Charles Schatz of Bel Air, Maryland holds a sign demanding the use of marijuana for medical cases as he joins dozens of protestors for the legalization of marijuana in front of the White House, April 2, 2016, in Washington, DC. Mike Theiler/AFP
John Kasich signed Ohio's medical marijuana bill into law yesterday, making it the 25th state (26 counting Washington, D.C.) to allow some form of medical marijuana use.
Ohio's measure is more restrictive than medical marijuana bills in many other states. It does not allow patients to smoke marijuana -- they must ingest it orally via edible products, or use a vaporizer. It doesn't allow patients to grow their own marijuana, and only a handful of conditions, including epilepsy, chronic pain and cancer, qualify for a medical marijuana recommendation.
Medical marijuana advocates had launched a campaign to put a broader medical marijuana bill before voters this fall. But the bill approved by legislature and signed by Gov. Kasich was in many tended to stave off more permissive ballot measures. And it appears to have been successful: the group pushing for the ballot initiative recently suspended that campaign, calling the legislature's bill "imperfect" but saying the bill's passage represented "a joyous day for the thousands of Ohioans who will finally be able to safely access much-needed medicine.
This year has been a symbolically significant year for medical marijuana policy: with the passage of legislation in Pennsylvania and Ohio nearly 175 million Americans -- over half of the population -- now have access to medical marijuana.
These changes are putting pressure on the federal government to update a decades-old marijuana policy that most experts agree is out of step with current scientific understanding of the drug and its risks and benefits.
The Drug Enforcement Administration has, since the 1970s, classified marijuana under the most highly restrictive category of regulation: Schedule 1, meaning it has "no currently accepted medical use in the United States, a lack of accepted safety for use under medical supervision, and a high potential for abuse." Marijuana shares this designation with heroin.
But drug science has come a long way since the 1970s.
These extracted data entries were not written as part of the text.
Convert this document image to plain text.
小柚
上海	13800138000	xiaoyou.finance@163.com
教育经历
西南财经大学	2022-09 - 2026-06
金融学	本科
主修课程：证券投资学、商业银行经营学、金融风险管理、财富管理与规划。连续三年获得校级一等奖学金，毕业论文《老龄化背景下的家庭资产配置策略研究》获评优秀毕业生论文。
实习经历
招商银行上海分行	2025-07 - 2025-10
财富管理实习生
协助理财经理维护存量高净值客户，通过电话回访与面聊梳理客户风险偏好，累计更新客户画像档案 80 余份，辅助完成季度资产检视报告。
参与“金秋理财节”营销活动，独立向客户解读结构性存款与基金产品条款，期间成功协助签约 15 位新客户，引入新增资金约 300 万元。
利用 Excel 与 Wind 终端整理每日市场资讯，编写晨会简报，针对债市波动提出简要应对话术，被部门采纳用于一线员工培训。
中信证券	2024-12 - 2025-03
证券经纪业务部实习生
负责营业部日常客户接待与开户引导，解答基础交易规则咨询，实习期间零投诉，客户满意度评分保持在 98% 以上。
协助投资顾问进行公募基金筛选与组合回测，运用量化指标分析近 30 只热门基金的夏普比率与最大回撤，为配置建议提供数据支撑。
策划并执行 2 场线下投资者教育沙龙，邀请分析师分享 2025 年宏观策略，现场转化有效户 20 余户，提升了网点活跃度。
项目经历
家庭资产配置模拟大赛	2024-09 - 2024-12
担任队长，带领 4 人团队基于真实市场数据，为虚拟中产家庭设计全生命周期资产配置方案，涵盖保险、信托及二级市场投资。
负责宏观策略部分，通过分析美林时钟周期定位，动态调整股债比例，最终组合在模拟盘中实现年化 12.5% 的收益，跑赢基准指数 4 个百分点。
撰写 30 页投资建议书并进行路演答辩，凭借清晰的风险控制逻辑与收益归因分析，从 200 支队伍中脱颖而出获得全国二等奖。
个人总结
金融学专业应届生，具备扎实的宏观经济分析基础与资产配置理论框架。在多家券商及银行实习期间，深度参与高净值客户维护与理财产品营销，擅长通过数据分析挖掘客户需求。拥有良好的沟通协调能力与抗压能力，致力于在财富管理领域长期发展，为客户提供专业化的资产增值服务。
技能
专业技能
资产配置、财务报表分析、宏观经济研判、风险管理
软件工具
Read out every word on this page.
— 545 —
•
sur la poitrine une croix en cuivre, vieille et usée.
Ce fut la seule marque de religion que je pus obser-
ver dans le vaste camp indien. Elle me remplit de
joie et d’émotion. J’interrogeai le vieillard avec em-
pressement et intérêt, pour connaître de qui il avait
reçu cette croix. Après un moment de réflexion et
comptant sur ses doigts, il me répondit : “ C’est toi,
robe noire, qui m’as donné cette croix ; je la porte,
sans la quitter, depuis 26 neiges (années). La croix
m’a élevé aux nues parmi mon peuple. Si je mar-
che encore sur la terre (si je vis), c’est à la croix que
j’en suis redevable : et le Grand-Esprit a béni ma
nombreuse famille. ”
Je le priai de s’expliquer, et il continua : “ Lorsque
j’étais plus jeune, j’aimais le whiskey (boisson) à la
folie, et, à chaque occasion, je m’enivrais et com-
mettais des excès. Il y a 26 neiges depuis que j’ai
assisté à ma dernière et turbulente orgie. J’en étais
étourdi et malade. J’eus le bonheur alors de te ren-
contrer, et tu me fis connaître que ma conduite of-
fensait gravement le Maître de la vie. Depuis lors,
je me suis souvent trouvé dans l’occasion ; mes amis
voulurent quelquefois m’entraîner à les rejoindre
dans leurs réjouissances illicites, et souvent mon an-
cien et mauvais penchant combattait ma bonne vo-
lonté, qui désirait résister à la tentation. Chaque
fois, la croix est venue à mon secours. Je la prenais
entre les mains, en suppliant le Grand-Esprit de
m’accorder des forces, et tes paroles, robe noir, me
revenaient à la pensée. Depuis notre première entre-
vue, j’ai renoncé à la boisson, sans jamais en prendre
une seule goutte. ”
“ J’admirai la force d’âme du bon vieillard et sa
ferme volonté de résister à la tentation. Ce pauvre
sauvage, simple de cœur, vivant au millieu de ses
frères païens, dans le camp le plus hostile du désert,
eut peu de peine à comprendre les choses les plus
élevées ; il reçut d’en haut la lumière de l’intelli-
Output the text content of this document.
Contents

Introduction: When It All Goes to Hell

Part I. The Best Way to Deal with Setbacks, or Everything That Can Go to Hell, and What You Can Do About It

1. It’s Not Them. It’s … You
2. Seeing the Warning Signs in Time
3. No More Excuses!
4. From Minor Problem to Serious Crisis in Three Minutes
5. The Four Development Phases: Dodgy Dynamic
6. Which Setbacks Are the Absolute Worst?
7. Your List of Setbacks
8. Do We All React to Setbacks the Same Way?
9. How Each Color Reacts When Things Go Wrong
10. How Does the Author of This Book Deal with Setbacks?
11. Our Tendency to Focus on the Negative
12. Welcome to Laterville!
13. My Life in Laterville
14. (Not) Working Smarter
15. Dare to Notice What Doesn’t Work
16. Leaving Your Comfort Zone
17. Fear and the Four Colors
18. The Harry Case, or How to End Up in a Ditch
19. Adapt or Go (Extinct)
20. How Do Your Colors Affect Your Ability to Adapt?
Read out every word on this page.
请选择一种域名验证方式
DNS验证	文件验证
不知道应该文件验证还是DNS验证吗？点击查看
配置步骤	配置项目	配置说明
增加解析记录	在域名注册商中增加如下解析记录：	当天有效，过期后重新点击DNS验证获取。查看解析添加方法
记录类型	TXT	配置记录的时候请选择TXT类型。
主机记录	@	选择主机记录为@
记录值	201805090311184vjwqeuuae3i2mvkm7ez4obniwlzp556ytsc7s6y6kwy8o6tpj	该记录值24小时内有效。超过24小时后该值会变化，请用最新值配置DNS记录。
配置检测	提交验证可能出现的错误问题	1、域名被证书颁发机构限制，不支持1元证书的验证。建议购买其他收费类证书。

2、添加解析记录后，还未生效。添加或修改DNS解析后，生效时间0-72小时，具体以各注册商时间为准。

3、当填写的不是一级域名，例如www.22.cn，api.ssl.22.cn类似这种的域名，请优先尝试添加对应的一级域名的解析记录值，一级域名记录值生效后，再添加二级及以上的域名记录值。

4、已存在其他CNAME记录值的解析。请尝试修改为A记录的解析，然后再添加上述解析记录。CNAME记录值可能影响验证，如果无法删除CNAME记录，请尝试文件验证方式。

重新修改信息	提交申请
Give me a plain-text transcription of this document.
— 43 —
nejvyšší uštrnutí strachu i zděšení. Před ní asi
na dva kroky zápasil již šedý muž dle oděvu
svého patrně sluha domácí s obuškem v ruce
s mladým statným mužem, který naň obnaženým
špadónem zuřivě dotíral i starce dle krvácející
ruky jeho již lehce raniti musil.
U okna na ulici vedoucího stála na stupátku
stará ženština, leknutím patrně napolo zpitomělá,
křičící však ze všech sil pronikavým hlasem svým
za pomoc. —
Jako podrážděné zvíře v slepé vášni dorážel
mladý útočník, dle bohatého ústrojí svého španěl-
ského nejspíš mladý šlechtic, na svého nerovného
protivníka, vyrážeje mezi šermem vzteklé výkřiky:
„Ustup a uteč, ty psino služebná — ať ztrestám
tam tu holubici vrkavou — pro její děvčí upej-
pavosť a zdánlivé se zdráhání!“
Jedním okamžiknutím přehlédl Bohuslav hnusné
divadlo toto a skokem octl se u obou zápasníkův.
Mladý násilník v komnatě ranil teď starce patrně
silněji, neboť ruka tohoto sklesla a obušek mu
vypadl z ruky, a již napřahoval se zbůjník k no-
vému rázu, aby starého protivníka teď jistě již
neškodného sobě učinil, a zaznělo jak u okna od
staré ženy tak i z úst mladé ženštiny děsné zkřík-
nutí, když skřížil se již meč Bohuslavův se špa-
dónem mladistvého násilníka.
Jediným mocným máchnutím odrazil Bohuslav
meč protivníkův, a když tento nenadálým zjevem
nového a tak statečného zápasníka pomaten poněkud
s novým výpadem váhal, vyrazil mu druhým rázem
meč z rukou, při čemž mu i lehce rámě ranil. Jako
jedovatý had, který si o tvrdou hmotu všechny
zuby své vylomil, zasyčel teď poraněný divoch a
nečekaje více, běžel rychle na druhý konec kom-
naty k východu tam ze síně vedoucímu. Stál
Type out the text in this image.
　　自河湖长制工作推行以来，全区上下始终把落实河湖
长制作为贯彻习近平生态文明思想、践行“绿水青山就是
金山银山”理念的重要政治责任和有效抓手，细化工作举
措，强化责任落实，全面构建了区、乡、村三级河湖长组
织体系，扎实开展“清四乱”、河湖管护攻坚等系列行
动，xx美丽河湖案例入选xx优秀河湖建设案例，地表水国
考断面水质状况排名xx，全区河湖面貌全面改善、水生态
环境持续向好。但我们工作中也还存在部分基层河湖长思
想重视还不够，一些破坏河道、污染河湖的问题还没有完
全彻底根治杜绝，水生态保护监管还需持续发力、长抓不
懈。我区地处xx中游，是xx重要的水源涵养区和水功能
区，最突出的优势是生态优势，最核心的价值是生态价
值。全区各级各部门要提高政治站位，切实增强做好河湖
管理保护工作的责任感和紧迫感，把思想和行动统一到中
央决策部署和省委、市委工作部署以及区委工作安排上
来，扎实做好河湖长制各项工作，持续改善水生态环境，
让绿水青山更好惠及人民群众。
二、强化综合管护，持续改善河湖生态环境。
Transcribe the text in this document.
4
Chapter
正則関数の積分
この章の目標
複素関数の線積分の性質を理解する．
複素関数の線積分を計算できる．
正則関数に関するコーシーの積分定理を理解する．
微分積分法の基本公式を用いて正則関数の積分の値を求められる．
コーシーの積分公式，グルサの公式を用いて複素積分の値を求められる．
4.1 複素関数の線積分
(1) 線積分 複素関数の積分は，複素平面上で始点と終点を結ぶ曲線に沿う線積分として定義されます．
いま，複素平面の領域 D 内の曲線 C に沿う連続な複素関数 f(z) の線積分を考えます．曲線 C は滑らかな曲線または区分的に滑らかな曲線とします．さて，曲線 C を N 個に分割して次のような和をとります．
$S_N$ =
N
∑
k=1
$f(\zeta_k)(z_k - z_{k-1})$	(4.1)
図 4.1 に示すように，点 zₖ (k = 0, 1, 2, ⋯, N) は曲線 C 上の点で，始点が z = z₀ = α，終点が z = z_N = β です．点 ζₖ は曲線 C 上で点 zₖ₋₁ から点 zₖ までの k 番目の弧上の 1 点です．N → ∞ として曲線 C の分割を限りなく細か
Researchers now know that marijuana is actually one of the least-addictive mind-altering drugs. Even chronic uses poses few serious risks to physical health.
Most importantly, at least for federal classification purposes, marijuana has been shown to have great promise when it comes to medical use. It's been shown to be an effective treatment for chronic pain. Given that people with this condition are routinely prescribed powerful painkillers that cause tens of thousands of overdose deaths each year, broader use of medical marijuana in these cases would quite literally save lives.
But neither the research, nor more widespread public acceptance, have so far prompted drug authorities to relax federal restrictions on marijuana. The biggest marijuana-related change at the DEA in the past year was an acknowledgement by the administration's chief that heroin is in fact more dangerous than marijuana. The DEA Administrator still believes that medical marijuana is "a joke."
The DEA is currently in the final stages of reviewing a petition to re-schedule marijuana and has told lawmakers it will have a final decision by July. Advocates of medical marijuana reforms say the petition represents a chance to bring the agency more in line with public opinion, scientific consensus, and the lived experience of millions of medical marijuana patients.